YO (intrigado): ¿Yyy?

CARLOS: …y tenía en la mano un consolador enorme, no sé desde cuando lo tendría ni donde lo escondería porque no lo había visto jamás, se lo pasaba entre los labios del chichi gimiendo, tenía el coño empapado, podía oír el sonido del pollón con el contacto en la piel, se lo restregó un rato y acabó metiéndose aquello tan grande gimiendo y retorciéndose de placer, acabó metiéndoselo y sacándoselo follándose a buen ritmo, el chocho lo tenía dilatadísimo y le salía el flujo cayendo encima de la cama, se corrió a gritos y yo tenía la polla a cien, me salí de allí volviendo a bajar a la planta baja. Disimulé como si acabara de llegar gritando su nombre, salió al final de la escalera con un albornoz puesto saludándome, diciéndome que se iba a duchar y que bajaba, yo estaba muy caliente, me esperé un poco y subí, al entrar estaba en el vestidor poniéndose unas bragas, me miró extrañada.

SOFÍA: ¿Qué haces aquí tan pronto cariño?

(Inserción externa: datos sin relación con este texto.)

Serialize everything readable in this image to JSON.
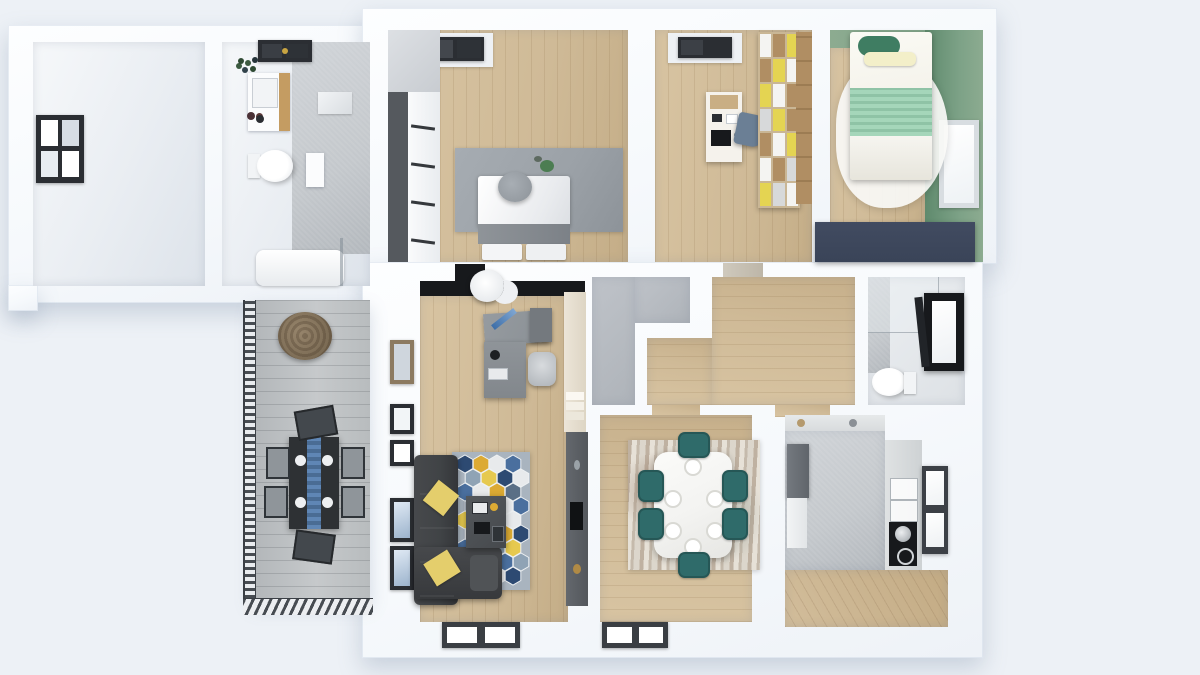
{
  "scene": {
    "name": "apartment-3d-floor-plan-top-view",
    "style": "3d-architectural-render",
    "visible_text": []
  },
  "colors": {
    "bg": "#edf1f6",
    "wood": "#cfba97",
    "wood_line": "rgba(125,95,55,.14)",
    "tile": "#c4c8cc",
    "closet": "#aeb3b9",
    "green_wall": "#7da287",
    "green_deep": "#5f8a6d",
    "mint": "#a5d6ba",
    "navy": "#3a4458",
    "sofa": "#404346",
    "pillow": "#e4ce6c",
    "teal": "#2f6b6a",
    "marble": "#f3f3f1",
    "rug_gray": "#9ba1a7",
    "desk": "#8a9095",
    "black": "#17191c",
    "cream": "#ece5d8",
    "frame": "#2b2e33",
    "hex_navy": "#2d4a72",
    "hex_blue": "#4a6f9e",
    "hex_yellow": "#dcaa33",
    "hex_light": "#e8eaec",
    "cube_yellow": "#e4d452",
    "cube_wood": "#b08e63"
  },
  "rooms": [
    {
      "id": "empty-room",
      "floor": "white",
      "furniture": [
        "left-wall-window"
      ]
    },
    {
      "id": "bathroom-main",
      "floor": "gray-tile",
      "furniture": [
        "skylight-window",
        "plant",
        "wood-vanity",
        "toilet",
        "wall-niche",
        "bathtub",
        "shower-glass"
      ]
    },
    {
      "id": "bedroom-1",
      "floor": "wood",
      "furniture": [
        "skylight-window",
        "wardrobe",
        "gray-rug",
        "double-bed",
        "round-pouf"
      ]
    },
    {
      "id": "study",
      "floor": "wood",
      "furniture": [
        "skylight-window",
        "desk",
        "desk-chair",
        "cube-shelf"
      ]
    },
    {
      "id": "bedroom-2-green",
      "floor": "wood",
      "wall_color": "green",
      "furniture": [
        "double-bed-mint",
        "fluffy-white-rug",
        "navy-wardrobe",
        "right-wall-window"
      ]
    },
    {
      "id": "home-office",
      "floor": "wood",
      "furniture": [
        "black-media-band",
        "ceiling-lamp",
        "gray-desk",
        "office-chair",
        "tall-cream-cabinet",
        "west-windows"
      ]
    },
    {
      "id": "hallway",
      "floor": "wood-and-gray",
      "furniture": [
        "door-thresholds"
      ]
    },
    {
      "id": "bathroom-small",
      "floor": "light",
      "furniture": [
        "shower-glass",
        "toilet",
        "open-black-window"
      ]
    },
    {
      "id": "living-room",
      "floor": "wood",
      "furniture": [
        "corner-sofa",
        "yellow-pillows",
        "hexagon-rug",
        "coffee-table",
        "tv-partition",
        "sliding-window"
      ]
    },
    {
      "id": "dining-room",
      "floor": "wood",
      "furniture": [
        "abstract-rug",
        "marble-dining-table",
        "teal-chairs-x6",
        "sliding-window"
      ]
    },
    {
      "id": "kitchen",
      "floor": "tile-and-wood",
      "furniture": [
        "fridge",
        "left-counter",
        "right-counter",
        "sink",
        "glass-canisters",
        "window"
      ]
    },
    {
      "id": "balcony",
      "floor": "gray-deck",
      "furniture": [
        "metal-railing",
        "rattan-chair",
        "outdoor-dining-table",
        "outdoor-chairs-x6"
      ]
    }
  ]
}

CARLOS: No le dije nada, entré y la besé como hacía tiempo que no lo hacía, fuimos a la habitación y la puse a cuatro patas, encima de la cama que hacía un momento la había visto como se follaba con aquel gran consolador, le bajé las bragas de un tirón y mientras me sacaba la polla le puse dos dedos encima del agujero del coño que todavía lo tenía mojado, se los pude meter dentro con facilidad follándola con ellos, Sofía gemía como hacía tiempo que no la había visto, le saqué los dedos y le metí la polla follándola con unas ganas y una excitación tremenda de cómo me había puesto verla masturbarse antes con el pollón, mi polla entraba y salía muy fácil de lo dilatado que se lo había dejado ella antes, acabamos los dos gritando como animales corriéndonos, que buen polvo, de los mejores que recuerdo con ella en los últimos tiempos, nos quedamos estirados en la cama hasta la hora que salió a buscar a los niños.

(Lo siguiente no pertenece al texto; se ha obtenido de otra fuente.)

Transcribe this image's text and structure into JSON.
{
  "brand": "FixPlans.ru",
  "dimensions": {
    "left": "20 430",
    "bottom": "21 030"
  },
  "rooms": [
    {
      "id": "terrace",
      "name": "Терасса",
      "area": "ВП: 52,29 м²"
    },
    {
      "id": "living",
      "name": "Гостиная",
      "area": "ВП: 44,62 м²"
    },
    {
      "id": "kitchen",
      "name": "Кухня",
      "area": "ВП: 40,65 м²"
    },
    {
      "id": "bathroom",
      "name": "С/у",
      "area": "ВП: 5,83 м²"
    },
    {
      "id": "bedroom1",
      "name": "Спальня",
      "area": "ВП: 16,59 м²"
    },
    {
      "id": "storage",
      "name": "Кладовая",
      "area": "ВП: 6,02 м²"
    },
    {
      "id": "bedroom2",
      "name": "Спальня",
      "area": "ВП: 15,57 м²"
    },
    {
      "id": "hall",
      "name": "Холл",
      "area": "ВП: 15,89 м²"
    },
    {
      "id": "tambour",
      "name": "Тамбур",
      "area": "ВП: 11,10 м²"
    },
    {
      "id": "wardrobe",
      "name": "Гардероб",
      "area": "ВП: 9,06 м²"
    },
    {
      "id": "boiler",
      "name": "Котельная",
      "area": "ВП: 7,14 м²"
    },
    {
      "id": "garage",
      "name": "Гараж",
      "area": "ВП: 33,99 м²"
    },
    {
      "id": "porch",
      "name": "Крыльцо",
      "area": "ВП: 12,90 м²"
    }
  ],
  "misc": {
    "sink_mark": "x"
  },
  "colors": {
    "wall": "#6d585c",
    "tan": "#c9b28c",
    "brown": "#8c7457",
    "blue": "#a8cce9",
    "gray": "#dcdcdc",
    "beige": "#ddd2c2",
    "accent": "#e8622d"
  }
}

YO: Así las cosas iban bien con Sofía.

CARLOS: Perfectamente, un fin de semana que mi sobrino no se fue a su casa le vino a visitar su novia del pueblo, hicimos una cena el sábado por la noche que vino mi cuñada y Víctor el chaval de la oficina que hacía tiempo que había cortado con su novia, tuvimos una cena y conversación agradable, cuando acabamos ellos cuatro se fueron a tomar algo por ahí, mi cuñada y Víctor se conocían de hacía tiempo y se llevaban muy bien, se hacían bromas y reían juntos, yo alguna vez le había preguntado a Patri si no le gustaba Víctor, siempre me decía que le caía muy bien pero que era más joven que ella y como pareja no lo veía.

YO: No me jodas que estabas haciendo de casamentero.

CARLOS (riendo): No hombre que va, pero no me hubiera importado que se liaran, Patri era una persona joven y tendría sus necesidades digo yo, tampoco sabía si se buscaba la vida por ahí la verdad.

YO: Joven y guapa.

CARLOS: Sí, eso sí, de guapa lo es un rato.

Pasaban las horas y seguíamos sentados con los cubatas, Carlos siguió con su relato.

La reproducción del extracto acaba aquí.